Florida attorney Ellis Rubin is scheduled to file a lawsuit in Tampa, Florida, on behalf of Nancy Wilson and Paula Schoenwether. According to a Baptist Press report, the two received a legal marriage license in Massachusetts July 2 and are now suing to have their marriage recognized as legal in their home state. Legal experts say their possession of a state-validated license definitely strengthens their case.
Pro-family groups have been predicting that such scenarios would occur in the wake of last year's Massachusetts Supreme Judicial Court ruling, which effectively legalized homosexual marriage in that state. That is why pro-family forces have been pushing for a Federal Marriage Amendment (FMA) to enshrine traditional marriage in the Constitution of the United States.
The question of the constitutionality of the DOMA is central to the FMA controversy. The federal DOMA, which was signed into law back in 1996, gives states the option of choosing not to recognize another state's same-sex marriages and also prevents the federal government from recognizing homosexual marriages.
Some opponents of the FMA argue that the push for a constitutional amendment to protect marriage is premature since the DOMA has not yet been challenged successfully in court. However, FMA supporters point to the growing number of legal challenges cropping up in courts across the nation and say it is only a matter of time until the federal DOMA is overturned. Their fear is that, if that happens, every state will be forced to recognize Massachusetts' same-sex marriages.
U.S. Congressman Roger Wicker says the future of the nation rests on the battle for traditional marriage. The Republican representative for Mississippi's First Congressional District spoke last weekend at the Rally for Traditional Marriage, held in Tupelo, Mississippi.

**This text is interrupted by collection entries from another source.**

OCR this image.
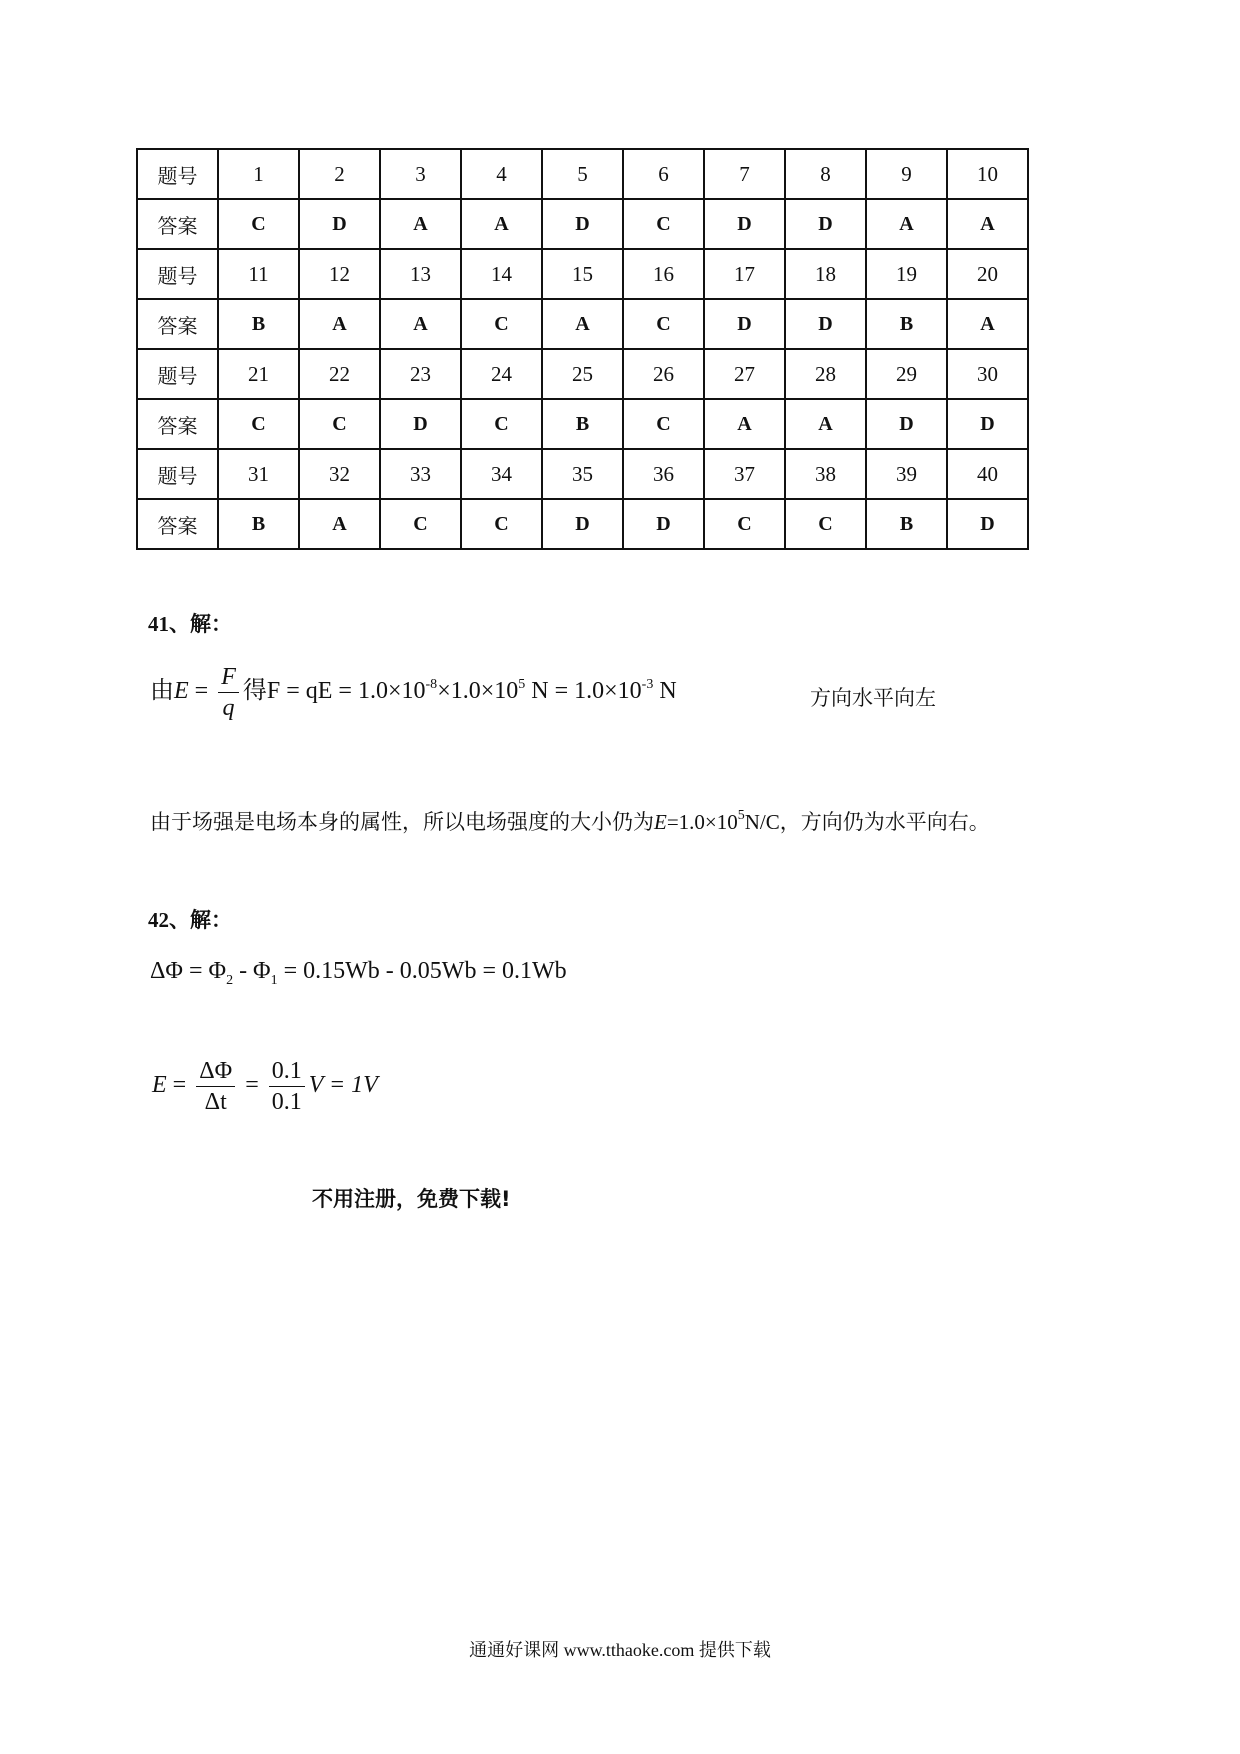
题号	1	2	3	4	5	6	7	8	9	10
答案	C	D	A	A	D	C	D	D	A	A
题号	11	12	13	14	15	16	17	18	19	20
答案	B	A	A	C	A	C	D	D	B	A
题号	21	22	23	24	25	26	27	28	29	30
答案	C	C	D	C	B	C	A	A	D	D
题号	31	32	33	34	35	36	37	38	39	40
答案	B	A	C	C	D	D	C	C	B	D
41、解：
由$E = \frac{F}{q}$ 得F = qE = $1.0\times 10^{-8}\times 1.0\times 10^5$ $N = 1.0\times 10^{-3}$ N	方向水平向左
由于场强是电场本身的属性，所以电场强度的大小仍为$E=1.0\times 10^5N/C$，方向仍为水平向右。
42、解：
$\Delta\Phi = \Phi_2 - \Phi_1 = 0.15Wb - 0.05Wb = 0.1Wb$
$E = \frac{\Delta\Phi}{\Delta t} = \frac{0.1}{0.1}$ V = 1V
不用注册，免费下载!
通通好课网 www.tthaoke.com 提供下载
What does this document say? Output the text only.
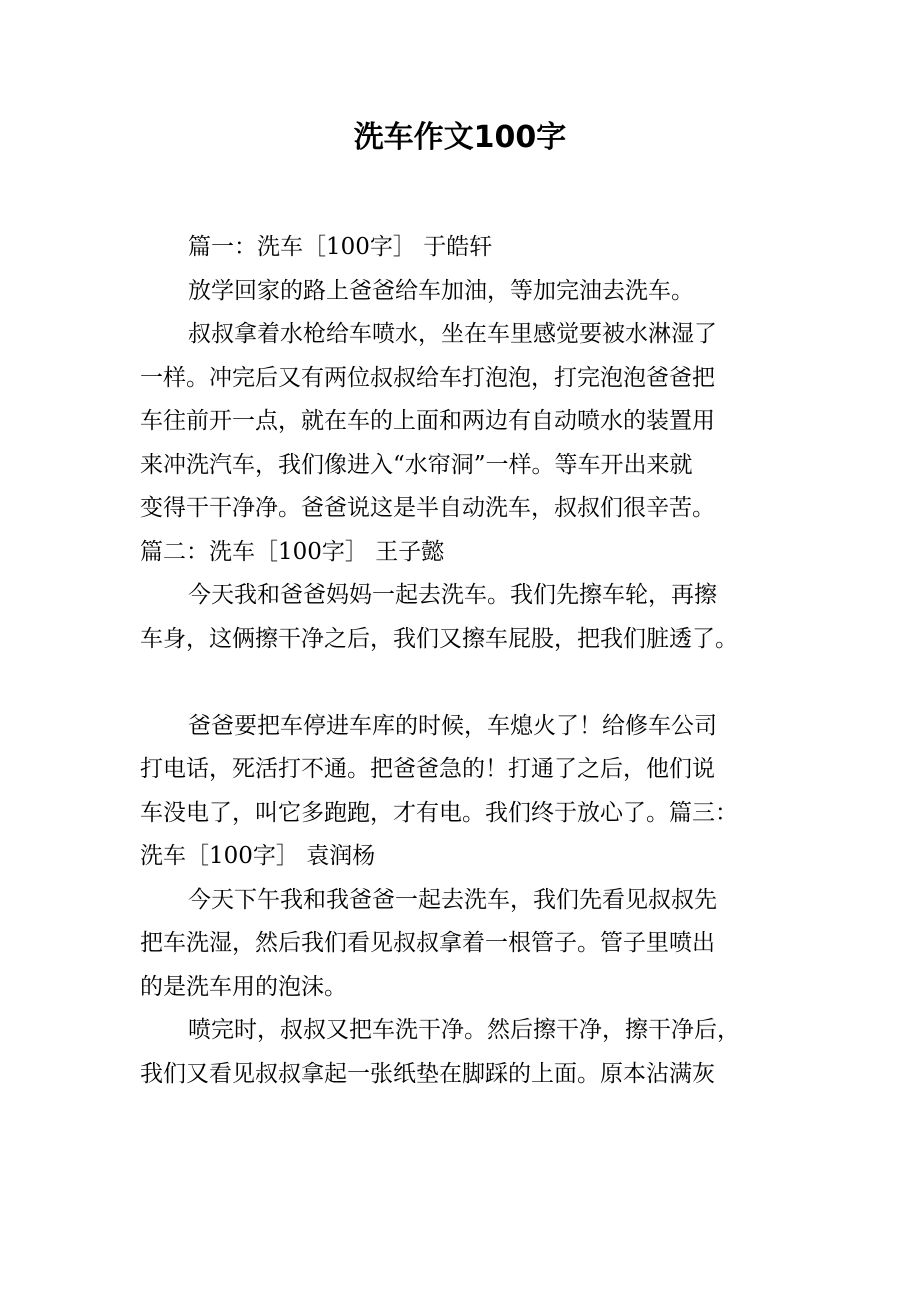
洗车作文100字
篇一：洗车［100字］ 于皓轩
放学回家的路上爸爸给车加油，等加完油去洗车。
叔叔拿着水枪给车喷水，坐在车里感觉要被水淋湿了
一样。冲完后又有两位叔叔给车打泡泡，打完泡泡爸爸把
车往前开一点，就在车的上面和两边有自动喷水的装置用
来冲洗汽车，我们像进入“水帘洞”一样。等车开出来就
变得干干净净。爸爸说这是半自动洗车，叔叔们很辛苦。
篇二：洗车［100字］ 王子懿
今天我和爸爸妈妈一起去洗车。我们先擦车轮，再擦
车身，这俩擦干净之后，我们又擦车屁股，把我们脏透了。
爸爸要把车停进车库的时候，车熄火了！给修车公司
打电话，死活打不通。把爸爸急的！打通了之后，他们说
车没电了，叫它多跑跑，才有电。我们终于放心了。篇三：
洗车［100字］ 袁润杨
今天下午我和我爸爸一起去洗车，我们先看见叔叔先
把车洗湿，然后我们看见叔叔拿着一根管子。管子里喷出
的是洗车用的泡沫。
喷完时，叔叔又把车洗干净。然后擦干净，擦干净后，
我们又看见叔叔拿起一张纸垫在脚踩的上面。原本沾满灰
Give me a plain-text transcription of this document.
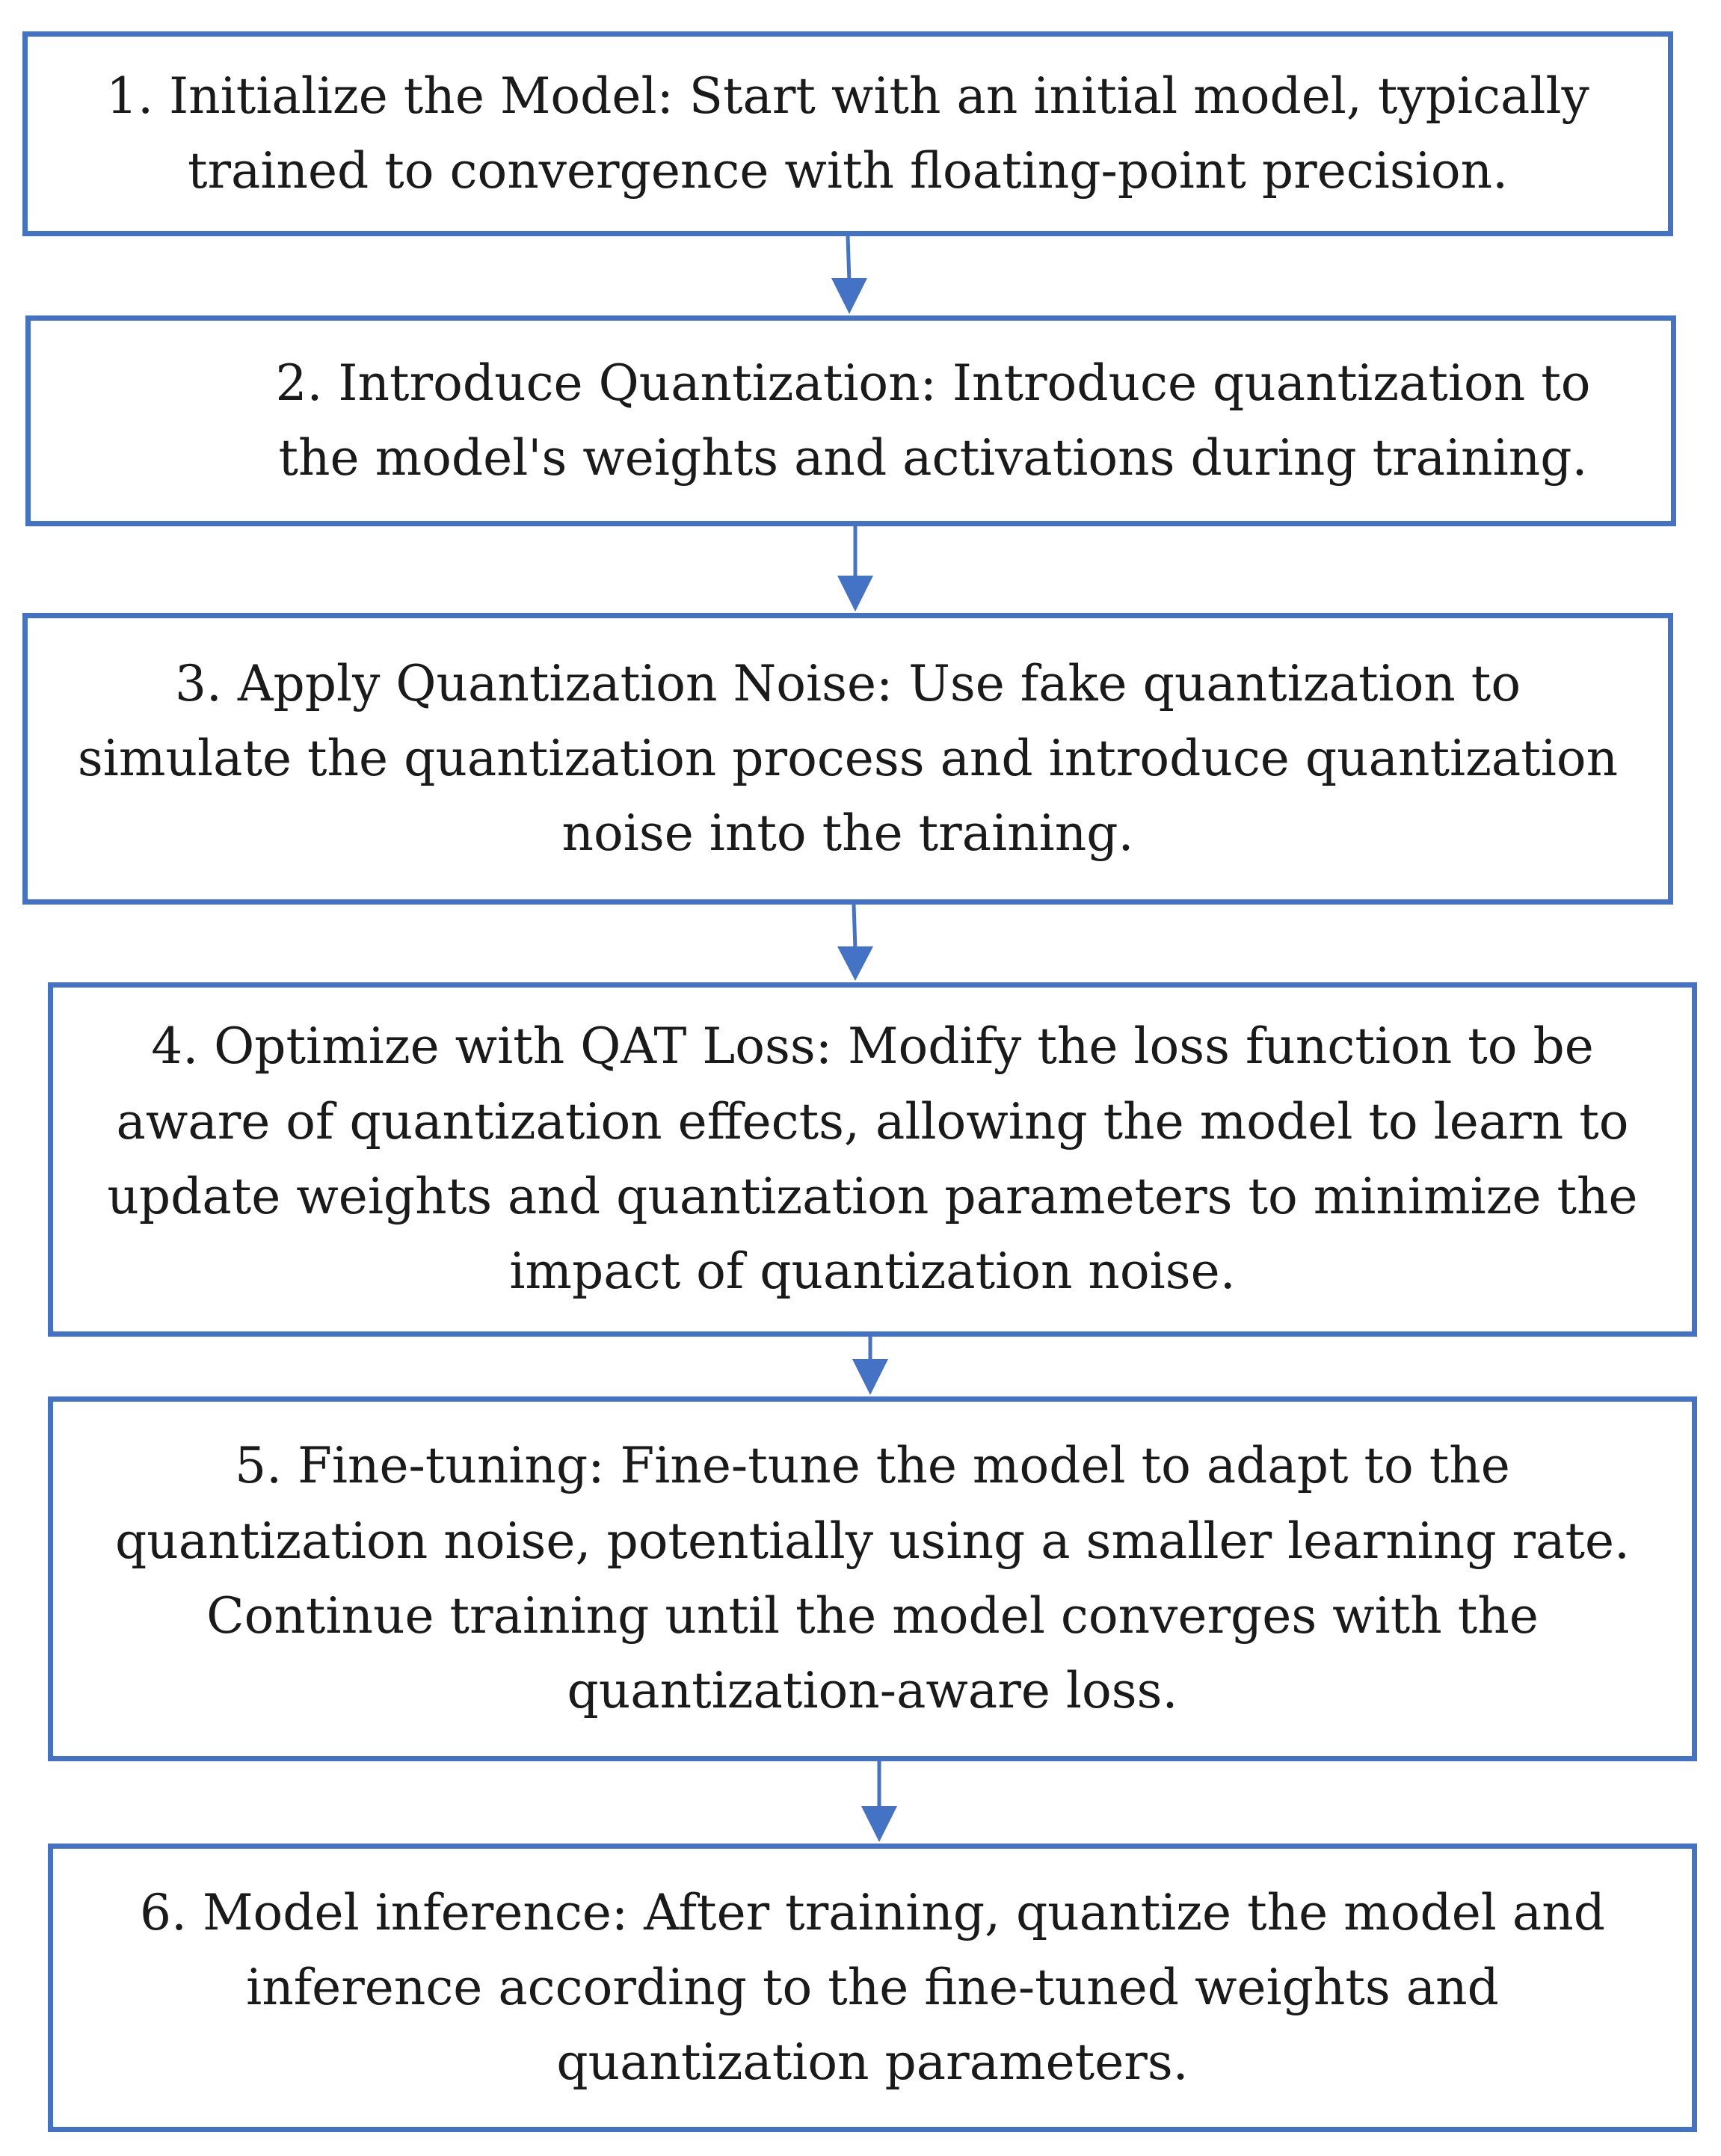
1. Initialize the Model: Start with an initial model, typically trained to convergence with floating-point precision.
2. Introduce Quantization: Introduce quantization to the model's weights and activations during training.
3. Apply Quantization Noise: Use fake quantization to simulate the quantization process and introduce quantization noise into the training.
4. Optimize with QAT Loss: Modify the loss function to be aware of quantization effects, allowing the model to learn to update weights and quantization parameters to minimize the impact of quantization noise.
5. Fine-tuning: Fine-tune the model to adapt to the quantization noise, potentially using a smaller learning rate. Continue training until the model converges with the quantization-aware loss.
6. Model inference: After training, quantize the model and inference according to the fine-tuned weights and quantization parameters.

He told the audience there that the move to legalize same-sex marriage is nothing less than an assault on the traditional family.
The traditional family must be protected, Wicker asserts, because it is the most fundamental and essential component of society and has been for the last 5,000 years or more. He calls it "the first line of defense" against "almost everything that threatens America," and says, "If you look at anything that we throw tax dollars at, the family does it better. It's a better early childhood program, a better literacy program, and a better crime prevention than [anything] the government can do."
The lawmaker from Mississippi is hopeful that more people will get involved in defending traditional marriage -- especially, he says, as the majority of Americans realize what the battle for marriage amounts to, "the sort of slippery slope it entails."
According to Congressman Wicker, what is at stake are not only the legal, economic and constitutional principles that same-sex marriage affects, but "also the way it threatens traditional marriage, making it less meaningful and therefore less frequent, and the things that will do to children."